Inoue, que es como se llama mi recién estrenado amigo, cambia el sentido de su marcha y me acompaña caminando pacientemente hasta el final de la cuesta, los dos juntos descansamos un rato y buscamos un grifo en el que llenar mi botella vacía. Desesperado por saciar algo me adelanto y desciendo hasta la entrada de Tsukubasan-jinja.

Las tiendas aún no están abiertas pero afortunadamente par de máquinas de refrescos esperan pacientemente mi contribución. Me siento en el bordillo junto a la máquina y empiezo a beber a pequeños sorbos. Ya no hay prisa. Al rato llega Inoue el también se saca una lata y se sienta conmigo. Me cuenta sus aventuras durante un rato y descansamos los dos hasta que un señor empieza a levantar persianas. Yo me levanto a quitar la bici de en medio y me despido de Inoue que continua corriendo. Tiene que entrenar mucho porque en octubre va a participar en una carrera de 100Km que se disputa en las carreteras del monte Tsukuba.

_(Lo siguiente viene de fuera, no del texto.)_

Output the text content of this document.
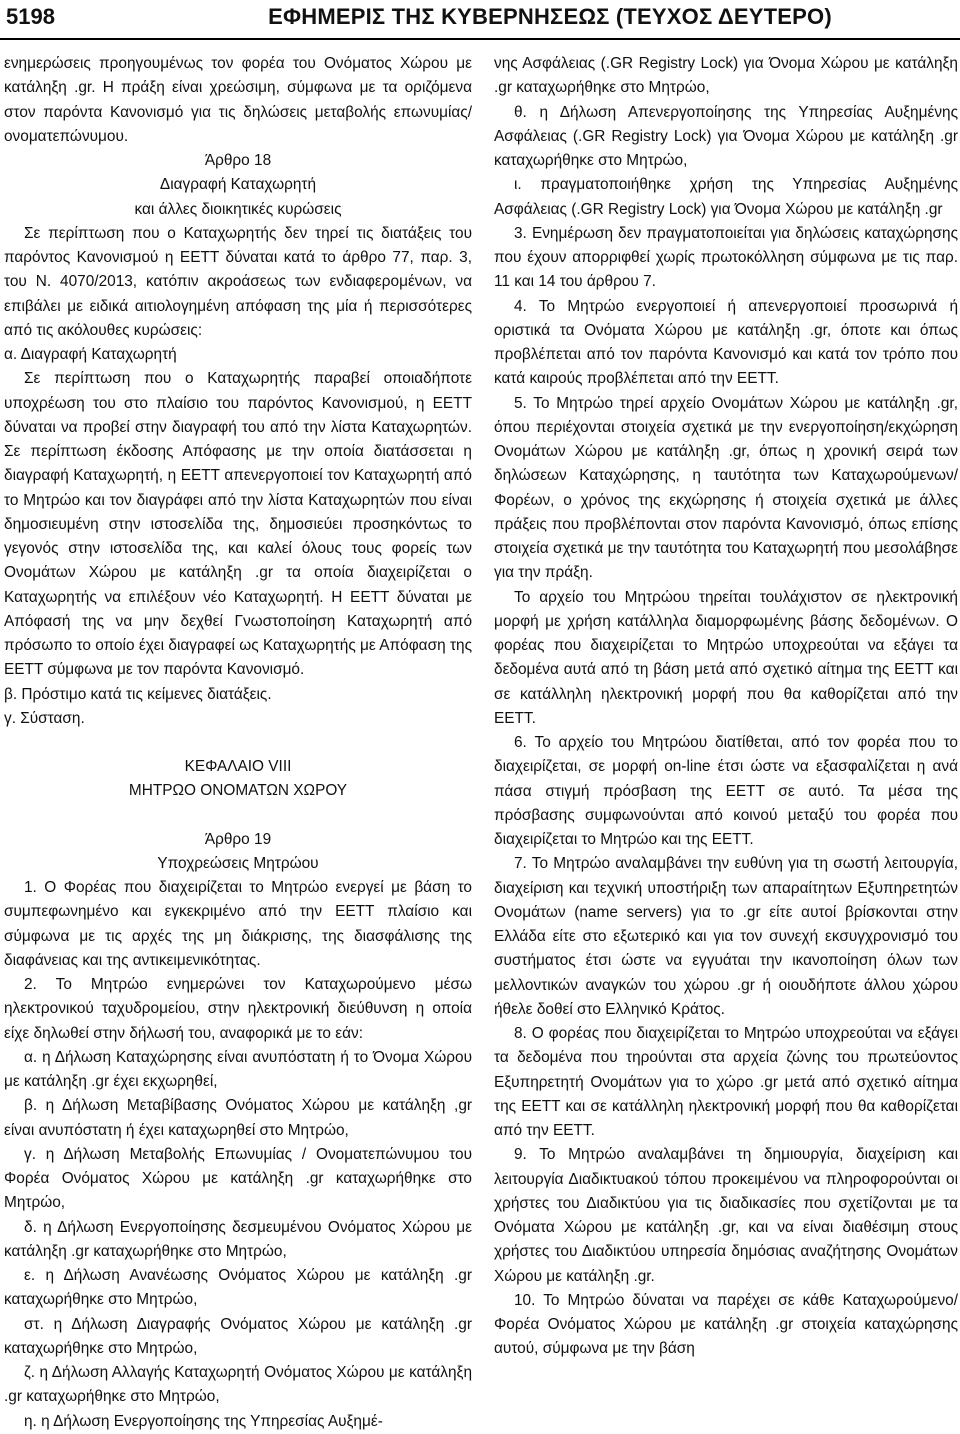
5198	ΕΦΗΜΕΡΙΣ ΤΗΣ ΚΥΒΕΡΝΗΣΕΩΣ (ΤΕΥΧΟΣ ΔΕΥΤΕΡΟ)

ενημερώσεις προηγουμένως τον φορέα του Ονόματος Χώρου με κατάληξη .gr. Η πράξη είναι χρεώσιμη, σύμφωνα με τα οριζόμενα στον παρόντα Κανονισμό για τις δηλώσεις μεταβολής επωνυμίας/ονοματεπώνυμου.

Άρθρο 18

Διαγραφή Καταχωρητή

και άλλες διοικητικές κυρώσεις

Σε περίπτωση που ο Καταχωρητής δεν τηρεί τις διατάξεις του παρόντος Κανονισμού η ΕΕΤΤ δύναται κατά το άρθρο 77, παρ. 3, του Ν. 4070/2013, κατόπιν ακροάσεως των ενδιαφερομένων, να επιβάλει με ειδικά αιτιολογημένη απόφαση της μία ή περισσότερες από τις ακόλουθες κυρώσεις:

α. Διαγραφή Καταχωρητή

Σε περίπτωση που ο Καταχωρητής παραβεί οποιαδήποτε υποχρέωση του στο πλαίσιο του παρόντος Κανονισμού, η ΕΕΤΤ δύναται να προβεί στην διαγραφή του από την λίστα Καταχωρητών. Σε περίπτωση έκδοσης Απόφασης με την οποία διατάσσεται η διαγραφή Καταχωρητή, η ΕΕΤΤ απενεργοποιεί τον Καταχωρητή από το Μητρώο και τον διαγράφει από την λίστα Καταχωρητών που είναι δημοσιευμένη στην ιστοσελίδα της, δημοσιεύει προσηκόντως το γεγονός στην ιστοσελίδα της, και καλεί όλους τους φορείς των Ονομάτων Χώρου με κατάληξη .gr τα οποία διαχειρίζεται ο Καταχωρητής να επιλέξουν νέο Καταχωρητή. Η ΕΕΤΤ δύναται με Απόφασή της να μην δεχθεί Γνωστοποίηση Καταχωρητή από πρόσωπο το οποίο έχει διαγραφεί ως Καταχωρητής με Απόφαση της ΕΕΤΤ σύμφωνα με τον παρόντα Κανονισμό.

β. Πρόστιμο κατά τις κείμενες διατάξεις.

γ. Σύσταση.

ΚΕΦΑΛΑΙΟ VIII

ΜΗΤΡΩΟ ΟΝΟΜΑΤΩΝ ΧΩΡΟΥ

Άρθρο 19

Υποχρεώσεις Μητρώου

1. Ο Φορέας που διαχειρίζεται το Μητρώο ενεργεί με βάση το συμπεφωνημένο και εγκεκριμένο από την ΕΕΤΤ πλαίσιο και σύμφωνα με τις αρχές της μη διάκρισης, της διασφάλισης της διαφάνειας και της αντικειμενικότητας.

2. Το Μητρώο ενημερώνει τον Καταχωρούμενο μέσω ηλεκτρονικού ταχυδρομείου, στην ηλεκτρονική διεύθυνση η οποία είχε δηλωθεί στην δήλωσή του, αναφορικά με το εάν:

α. η Δήλωση Καταχώρησης είναι ανυπόστατη ή το Όνομα Χώρου με κατάληξη .gr έχει εκχωρηθεί,

β. η Δήλωση Μεταβίβασης Ονόματος Χώρου με κατάληξη ,gr είναι ανυπόστατη ή έχει καταχωρηθεί στο Μητρώο,

γ. η Δήλωση Μεταβολής Επωνυμίας / Ονοματεπώνυμου του Φορέα Ονόματος Χώρου με κατάληξη .gr καταχωρήθηκε στο Μητρώο,

δ. η Δήλωση Ενεργοποίησης δεσμευμένου Ονόματος Χώρου με κατάληξη .gr καταχωρήθηκε στο Μητρώο,

ε. η Δήλωση Ανανέωσης Ονόματος Χώρου με κατάληξη .gr καταχωρήθηκε στο Μητρώο,

στ. η Δήλωση Διαγραφής Ονόματος Χώρου με κατάληξη .gr καταχωρήθηκε στο Μητρώο,

ζ. η Δήλωση Αλλαγής Καταχωρητή Ονόματος Χώρου με κατάληξη .gr καταχωρήθηκε στο Μητρώο,

η. η Δήλωση Ενεργοποίησης της Υπηρεσίας Αυξημέ-

νης Ασφάλειας (.GR Registry Lock) για Όνομα Χώρου με κατάληξη .gr καταχωρήθηκε στο Μητρώο,

θ. η Δήλωση Απενεργοποίησης της Υπηρεσίας Αυξημένης Ασφάλειας (.GR Registry Lock) για Όνομα Χώρου με κατάληξη .gr καταχωρήθηκε στο Μητρώο,

ι. πραγματοποιήθηκε χρήση της Υπηρεσίας Αυξημένης Ασφάλειας (.GR Registry Lock) για Όνομα Χώρου με κατάληξη .gr

3. Ενημέρωση δεν πραγματοποιείται για δηλώσεις καταχώρησης που έχουν απορριφθεί χωρίς πρωτοκόλληση σύμφωνα με τις παρ. 11 και 14 του άρθρου 7.

4. Το Μητρώο ενεργοποιεί ή απενεργοποιεί προσωρινά ή οριστικά τα Ονόματα Χώρου με κατάληξη .gr, όποτε και όπως προβλέπεται από τον παρόντα Κανονισμό και κατά τον τρόπο που κατά καιρούς προβλέπεται από την ΕΕΤΤ.

5. Το Μητρώο τηρεί αρχείο Ονομάτων Χώρου με κατάληξη .gr, όπου περιέχονται στοιχεία σχετικά με την ενεργοποίηση/εκχώρηση Ονομάτων Χώρου με κατάληξη .gr, όπως η χρονική σειρά των δηλώσεων Καταχώρησης, η ταυτότητα των Καταχωρούμενων/Φορέων, ο χρόνος της εκχώρησης ή στοιχεία σχετικά με άλλες πράξεις που προβλέπονται στον παρόντα Κανονισμό, όπως επίσης στοιχεία σχετικά με την ταυτότητα του Καταχωρητή που μεσολάβησε για την πράξη.

Το αρχείο του Μητρώου τηρείται τουλάχιστον σε ηλεκτρονική μορφή με χρήση κατάλληλα διαμορφωμένης βάσης δεδομένων. Ο φορέας που διαχειρίζεται το Μητρώο υποχρεούται να εξάγει τα δεδομένα αυτά από τη βάση μετά από σχετικό αίτημα της ΕΕΤΤ και σε κατάλληλη ηλεκτρονική μορφή που θα καθορίζεται από την ΕΕΤΤ.

6. Το αρχείο του Μητρώου διατίθεται, από τον φορέα που το διαχειρίζεται, σε μορφή on-line έτσι ώστε να εξασφαλίζεται η ανά πάσα στιγμή πρόσβαση της ΕΕΤΤ σε αυτό. Τα μέσα της πρόσβασης συμφωνούνται από κοινού μεταξύ του φορέα που διαχειρίζεται το Μητρώο και της ΕΕΤΤ.

7. Το Μητρώο αναλαμβάνει την ευθύνη για τη σωστή λειτουργία, διαχείριση και τεχνική υποστήριξη των απαραίτητων Εξυπηρετητών Ονομάτων (name servers) για το .gr είτε αυτοί βρίσκονται στην Ελλάδα είτε στο εξωτερικό και για τον συνεχή εκσυγχρονισμό του συστήματος έτσι ώστε να εγγυάται την ικανοποίηση όλων των μελλοντικών αναγκών του χώρου .gr ή οιουδήποτε άλλου χώρου ήθελε δοθεί στο Ελληνικό Κράτος.

8. Ο φορέας που διαχειρίζεται το Μητρώο υποχρεούται να εξάγει τα δεδομένα που τηρούνται στα αρχεία ζώνης του πρωτεύοντος Εξυπηρετητή Ονομάτων για το χώρο .gr μετά από σχετικό αίτημα της ΕΕΤΤ και σε κατάλληλη ηλεκτρονική μορφή που θα καθορίζεται από την ΕΕΤΤ.

9. Το Μητρώο αναλαμβάνει τη δημιουργία, διαχείριση και λειτουργία Διαδικτυακού τόπου προκειμένου να πληροφορούνται οι χρήστες του Διαδικτύου για τις διαδικασίες που σχετίζονται με τα Ονόματα Χώρου με κατάληξη .gr, και να είναι διαθέσιμη στους χρήστες του Διαδικτύου υπηρεσία δημόσιας αναζήτησης Ονομάτων Χώρου με κατάληξη .gr.

10. Το Μητρώο δύναται να παρέχει σε κάθε Καταχωρούμενο/Φορέα Ονόματος Χώρου με κατάληξη .gr στοιχεία καταχώρησης αυτού, σύμφωνα με την βάση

Después de dar una vuelta por todo el complejo de templos y altares regreso a donde había dejado la bici y me siento a la sombra para dibujar un rato. Pero es inútil en el semáforo no dejan de pararse autobuses cargados de turistas que me impiden ver lo que quiero dibujar así que me resigno y entro a un restaurante a comer Tsukuba udón una de las especialidades locales. Con el estómago lleno y una botella llena de agua hecho un último vistazo a las dos cumbres del monte Tsukuba y bajo como un tiro hasta el valle.

Ya estaba a punto de hacerse de noche cuando por fin encontré un lugar adecuado para acampar. Un campo de beisbol junto a un río. El único problema es que no había ningún sito adecuado para colgar la hamaca. Estiré la hamaca sobre el suelo bajo un pino y fui a refrescarme en el río antes de que se hiciese totalmente de noche.

Después de cenar, cuando ya estaba echado descansando unas luces aparecieron al otro lado del campo de beisbol. Era un coche de policía que muy despacio recorría los estrechos caminos del parque. Técnicamente estoy fuera del parque—pensé—pero como se pongan tontos hoy duermo en comisaría. El coche avanzaba lentísimo mientras me cegaba cada vez que hacía un cambio de sentido. Entonces se paró bajo unas farolas, a penas a 50 metros de donde estaba yo y pude distinguir unas sombras que contra los faros del coche. Respiré aliviado al escuchar al policía echar la bronca a unos chavales por estar jugando al baloncesto a esas horas. Afortunadamente no me habían visto.